…but what is the weight of the Verification IP market?
If the IP market is a niche market (see: **) with revenue of about 1% of the overall semiconductor business, how could we qualify the VIP market? Ultra-niche market? But the verification of the IP integrated into the SoC is an essential piece of the engineering puzzle when you are involved in SoC design. Let me clarify what type of verification I want to discuss: the verification of a protocol based function, which can be an Interface protocol (USB, PCIe, SATA, MIPI and more), a specific memory Interface (DDR, DDR2,…, GDDR,…, Flash ONFI and more) or a Bus protocol (AMBA AXI,…, OCP and more).
** http://www.semiwiki.com/forum/f152/ip-paradox-such-low-payback-such-useful-piece-design-369.html
Courtesy of Perfectus
The principle of this type of VIP is: you write Test benches, send to a scenario Generator which activates the Drivers of the Bus Function Model (BFM), accessing the function you want to verify, the Device Under Test (DUT). The Verification Engine itself is made of the transaction Generator, Error injector and so on and of the BFM, which is specific to the protocol and to the agent configuration: if the DUT is a PCIe Root Port x4, the BFM will be a PCIe End Point x4. If the DUT is the hand, the BFM is the glove. When you write Test benches, you in fact access to a library of protocol specific test suite (test vectors written by the VIP vendor), which is sold on top of the VIP. So, after applying test benches, you have now to monitor the behavior of the DUT and check for the compliance with the protocol specification. This defines another product sold by the VIP vendor: the Monitor/Checker, which allows you to evaluate both the coverage of your Test Benches, and the compliance in respect with the protocol.

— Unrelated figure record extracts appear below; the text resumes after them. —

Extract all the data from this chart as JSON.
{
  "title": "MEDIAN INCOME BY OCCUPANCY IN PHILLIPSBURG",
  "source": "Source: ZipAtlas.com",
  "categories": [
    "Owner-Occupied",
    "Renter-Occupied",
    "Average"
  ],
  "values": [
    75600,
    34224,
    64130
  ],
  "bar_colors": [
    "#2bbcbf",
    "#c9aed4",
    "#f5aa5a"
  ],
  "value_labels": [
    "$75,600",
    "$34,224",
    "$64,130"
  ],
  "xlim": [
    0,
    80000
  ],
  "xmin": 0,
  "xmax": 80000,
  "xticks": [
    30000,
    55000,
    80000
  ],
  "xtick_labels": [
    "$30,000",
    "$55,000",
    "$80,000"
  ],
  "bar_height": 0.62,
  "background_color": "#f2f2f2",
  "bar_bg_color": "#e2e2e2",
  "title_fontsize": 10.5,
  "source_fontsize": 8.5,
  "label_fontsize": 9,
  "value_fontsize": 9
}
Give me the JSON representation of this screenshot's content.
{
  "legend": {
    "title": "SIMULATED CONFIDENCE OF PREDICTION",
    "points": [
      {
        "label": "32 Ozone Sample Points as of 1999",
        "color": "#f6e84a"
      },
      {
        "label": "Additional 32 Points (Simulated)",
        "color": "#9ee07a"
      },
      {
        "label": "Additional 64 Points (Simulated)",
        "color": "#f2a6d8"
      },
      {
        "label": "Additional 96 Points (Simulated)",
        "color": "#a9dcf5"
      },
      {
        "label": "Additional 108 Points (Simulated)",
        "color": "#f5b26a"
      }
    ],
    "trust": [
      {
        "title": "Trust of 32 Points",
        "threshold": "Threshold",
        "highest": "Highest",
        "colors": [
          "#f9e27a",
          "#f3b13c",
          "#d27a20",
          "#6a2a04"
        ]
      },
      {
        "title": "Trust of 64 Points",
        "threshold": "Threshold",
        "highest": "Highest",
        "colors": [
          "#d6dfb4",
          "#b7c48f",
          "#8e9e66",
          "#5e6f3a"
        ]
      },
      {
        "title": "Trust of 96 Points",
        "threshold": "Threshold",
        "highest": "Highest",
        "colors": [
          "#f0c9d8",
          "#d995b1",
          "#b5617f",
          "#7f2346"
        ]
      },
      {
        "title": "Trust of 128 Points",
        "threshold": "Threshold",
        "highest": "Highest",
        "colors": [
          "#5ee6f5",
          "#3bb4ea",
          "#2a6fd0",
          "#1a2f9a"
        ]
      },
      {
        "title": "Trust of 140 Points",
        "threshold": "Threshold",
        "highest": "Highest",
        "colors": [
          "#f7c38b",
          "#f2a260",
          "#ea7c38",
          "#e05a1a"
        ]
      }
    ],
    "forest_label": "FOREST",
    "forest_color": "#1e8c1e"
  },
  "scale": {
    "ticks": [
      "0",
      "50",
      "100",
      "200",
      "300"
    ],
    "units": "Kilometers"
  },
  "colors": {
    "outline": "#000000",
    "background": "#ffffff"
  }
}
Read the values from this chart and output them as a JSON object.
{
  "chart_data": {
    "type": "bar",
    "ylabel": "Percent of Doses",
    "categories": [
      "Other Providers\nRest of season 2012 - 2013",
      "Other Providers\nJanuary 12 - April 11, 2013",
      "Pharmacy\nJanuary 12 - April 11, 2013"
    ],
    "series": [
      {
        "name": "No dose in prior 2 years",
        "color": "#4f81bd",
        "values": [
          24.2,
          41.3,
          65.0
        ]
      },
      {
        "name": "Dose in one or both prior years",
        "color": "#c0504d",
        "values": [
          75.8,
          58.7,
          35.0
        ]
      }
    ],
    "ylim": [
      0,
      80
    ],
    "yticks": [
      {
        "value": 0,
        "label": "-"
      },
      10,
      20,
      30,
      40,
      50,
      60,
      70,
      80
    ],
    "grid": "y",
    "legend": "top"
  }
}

Common sense remark about the BFM and IP: when you select a VIP provider to verify an external IP, it is better to make sure that the design team for the BFM and for the IP are different and independent (high level specification and architecture made by two different person). This is to avoid the “common mode failure”, principle well known in aeronautic for example.
If we look at this products from a cost perspective, the unit cost is relatively low (in the few $10K), but as you probably know, the verification task weight is heavy (60 or 70% of the overall design project), so you want to parallelize as much as possible to minimize the time devoted to verification. To do so, you have to buy several licenses for the same VIP, ending up to a cost being in the few $100K per project. Now, if we try to evaluate the market size of the VIP, like we can do for the Design IP, we realize that there is no market data available. We simply don’t know it! Making an evaluation is absolutely not straightforward. You could think that looking at the number of IP licenses sold for protocol based function (above listed) could lead to a simple equation: Market Size = (Nb of IP Licenses) x (average cost of VIP).
But that does not work! In fact, the people buying an IP do not necessarily run the complete Verification on it, but some IDM or Fabless do it: it is not a binary behavior! That you can say is that a design team who internally develop a protocol based function will most certainly run a complete Verification of the function. But you don’t know precisely how many IDM or Fabless prefer developing internally a protocol based function rather than buying an IP!
If we look at the VIP players, we see that Cadence has heavily invested into this market: when they bought Denali in 2010 (for $315M), they bought a strong VIP port folio and competencies, and probably good market share. They also bought products from Yogitech SpA, IntelliProp Inc. and HDL Design House in October 2008 to complete their port-folio. When you consider that Synopsys integrates their VIP into Design Ware, so they do not try to get value for each VIP, you can say that there is a kind of Yalta: Design IP to Synopsys, VIP to Cadence. But Cadence is not alone, and face pretty dynamic competition, mostly coming from mid size companies with R&D based in India and sales offices in the US (VIP is design resources intensive), like nSys, Perfectus, Avery, Sibridge Technologies and more.
The VIP paradox: we don’t know the market size, but VIP is an essential piece of the puzzle for SoC design, as most of the SoC are using several protocols based functions (sometimes up to several dozen). We don’t know if just selling VIP is a profitable business, or if you need to also provide design services (like many vendors do). That we propose is to run a market survey, asking to the VIP vendors to disclose their revenue, so we could build a more precise picture of this market, evaluating the current size, understand the market trends and building a forecast. The ball is in the VIP vendor camp!